Nous leur donnons une alimentation végétale sans OGM et sans farines animales, adaptée à leur stade de croissance. Il y a énormément de recherches pour substituer les huiles de poisson et on arrive désormais à proposer des alternatives exclusivement végétales.

N’empêche, depuis 20 ans, nous avons largement amélioré l’alimentation de nos truites. Les rejets ont été drastiquement réduits. Aujourd’hui, chez moi pour faire des truites de 3 kg il faut 1.3  kilo d’aliment pour faire 1 kilo de truite. Les matières premières ont flambé, on ne peut pas se permettre de gaspiller.

Un point très important à savoir, c’est que la totalité de l’eau passant dans la pisciculture en ressort en totalité après avoir été décantée.
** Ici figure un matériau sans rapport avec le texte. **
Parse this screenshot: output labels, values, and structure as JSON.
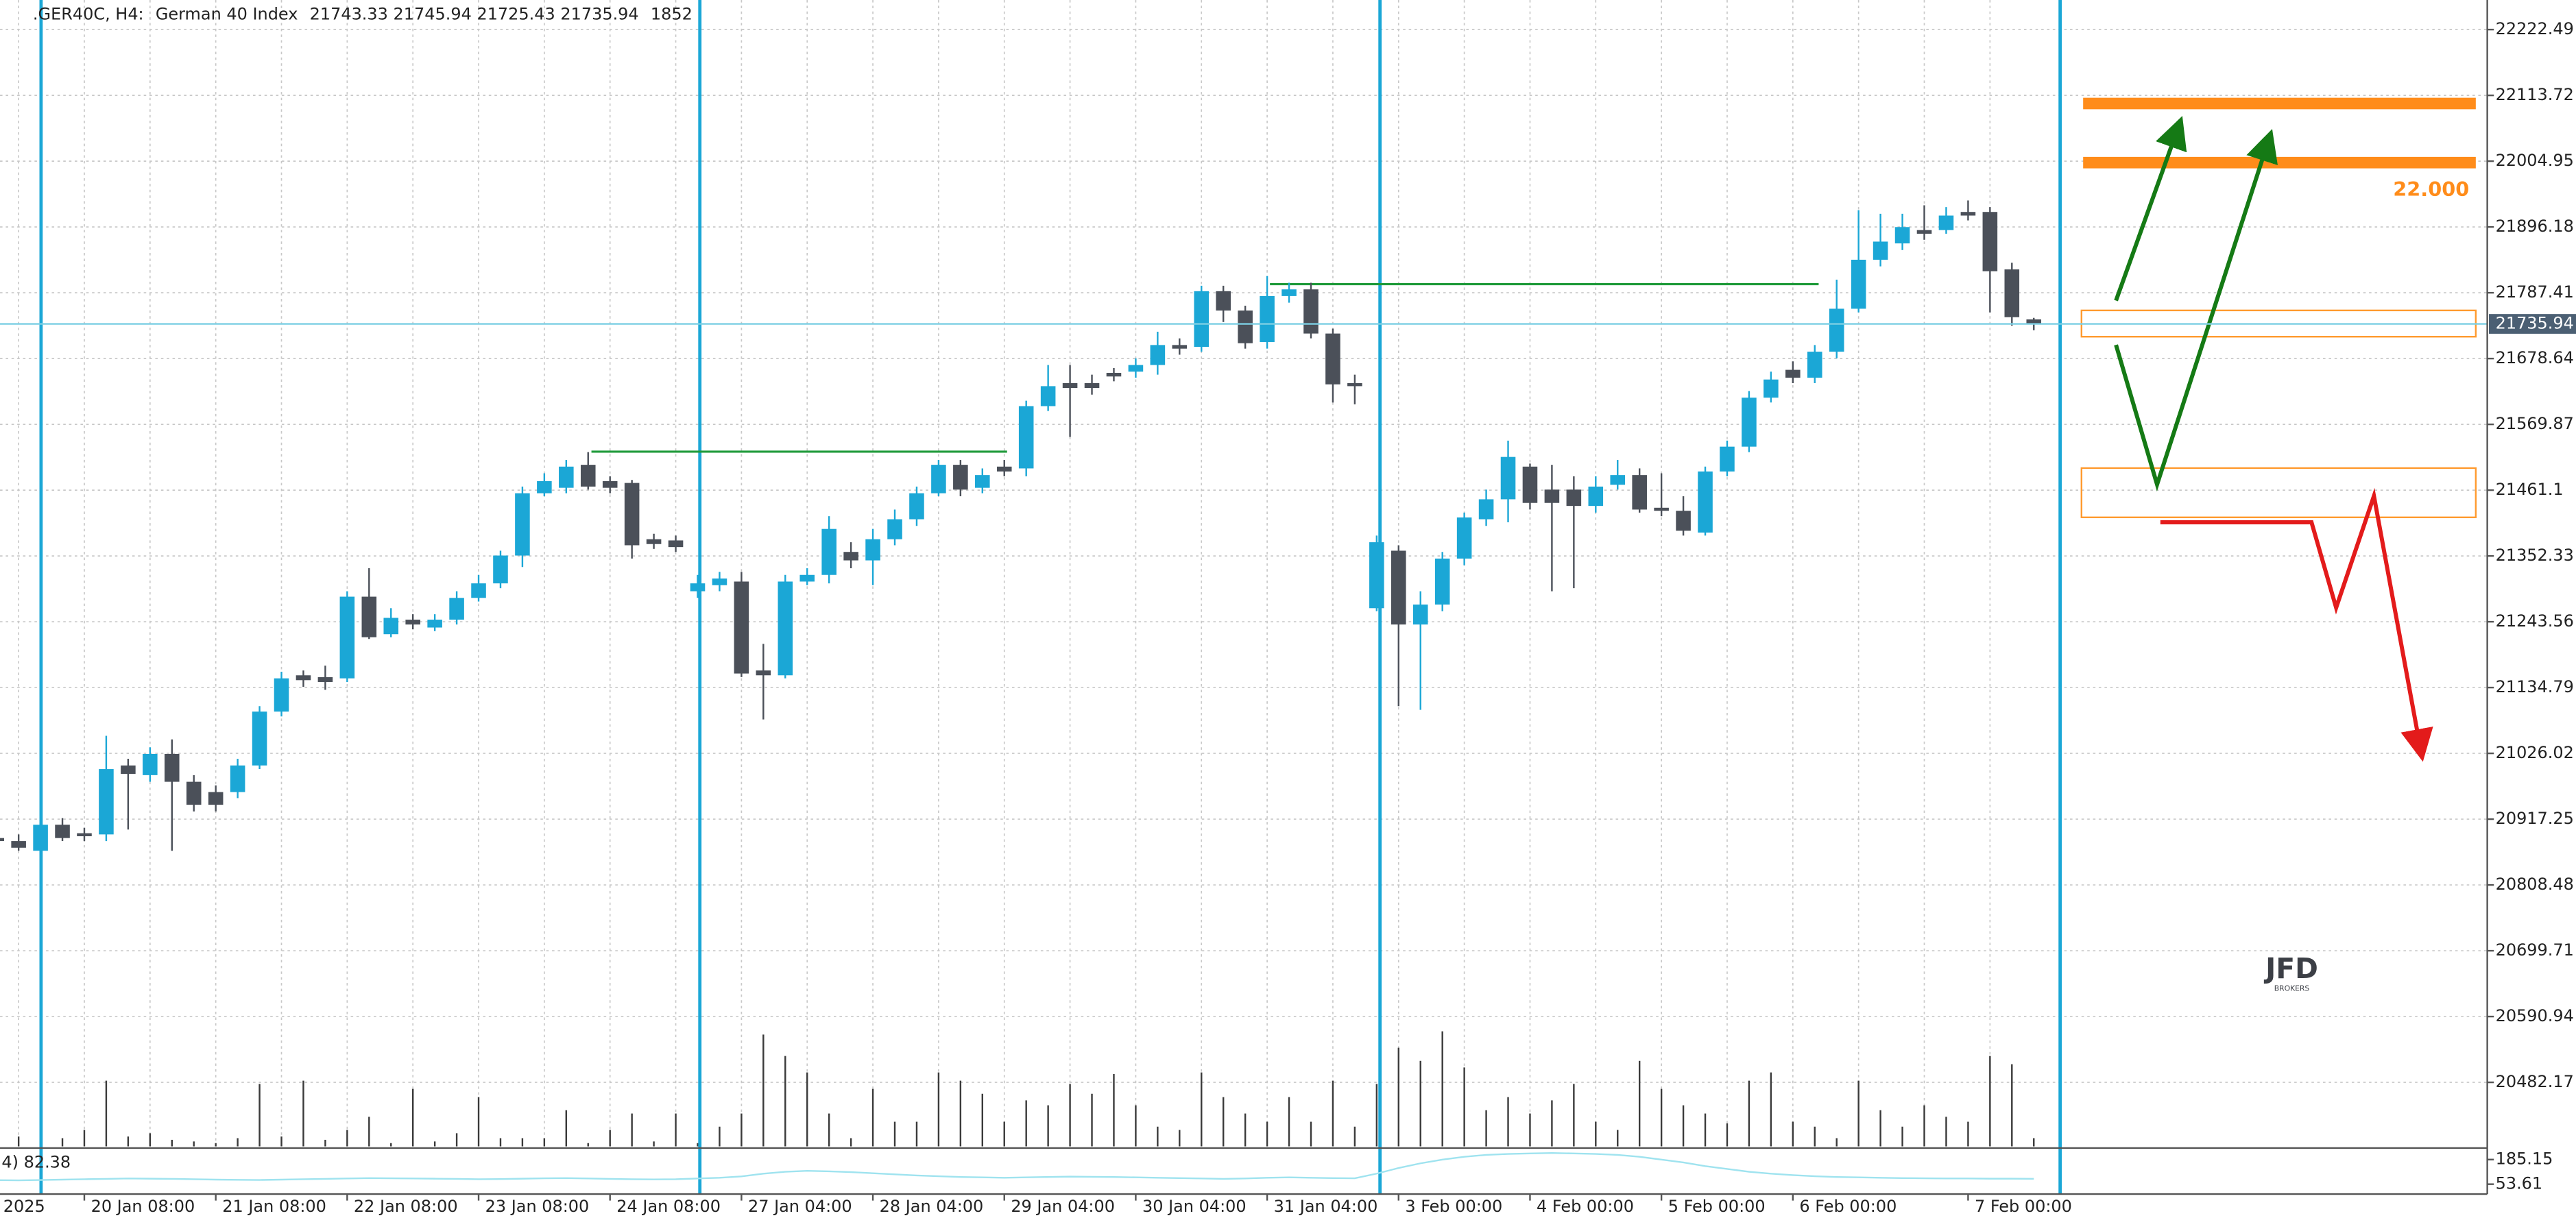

1/3 des bassins de ma pisciculture servent à la décantation de l’eau. 1 fois par an j’épands les boues sur des terres agricoles comme fertilisant. Dans ces bassins, je teste l’aquaponie ! Je fais pousser des salades et bientôt des plantes aromatiques (persil, ciboulette…). Pas besoin de traiter ou d’arroser, les plantes pompent les matières organiques des déchets des poissons ce qui épure l’eau. Ceci est possible uniquement quand on a de la place comme chez moi.

J’espère pouvoir refaire circuler cette eau épurée en circuit semi-fermé une deuxième fois dans les bassins avant qu’elle ne reparte dans la rivière après décantation.

Je pense qu’il y a un potentiel avec ces cultures aquaponiques. J’ai engagé avec le directeur technique une réflexion sur ce dossier.

La truite est un poisson très exigeant en oxygène et très sensible à la qualité de l’eau. Pour l’anecdote, on introduit des truites à la sortie des grosses stations d’épuration pour s’assurer que les eaux sont propres. Si on arrive à pêcher des truites dans nos rivières, c’est qu’elles sont dans un bon état.

L’eau est analysée à l’entrée et à la sortie de la pisciculture tous les mois par un laboratoire agréé. Cela demande une vigilance permanente et un soin tout particulier apporté à l’hygiène du site et des bassins.

Un système de pompage assure l’oxygénation des bassins. Des sondes à oxygène reliées à des alarmes nous alertent en cas de besoin.

La truite est un animal à sang froid. C’est elle qui décide, pas nous. En fonction des saisons, elle joue le jeu ou non. Il faut idéalement une eau entre 8 et 15°. En hiver s’il fait trop froid, elle hiberne. En été, si la température est trop élevée, elle ne s’alimente pas.

À l’arrivée des truitelles, nous recevons un bon de livraison avec des informations de traçabilité qui les suivront toutes leurs vies. Ces infos sont rentrées dans un logiciel. Quotidiennement, nous indiquons l’alimentation qu’elles ont reçu, la mortalité, les tris effectués….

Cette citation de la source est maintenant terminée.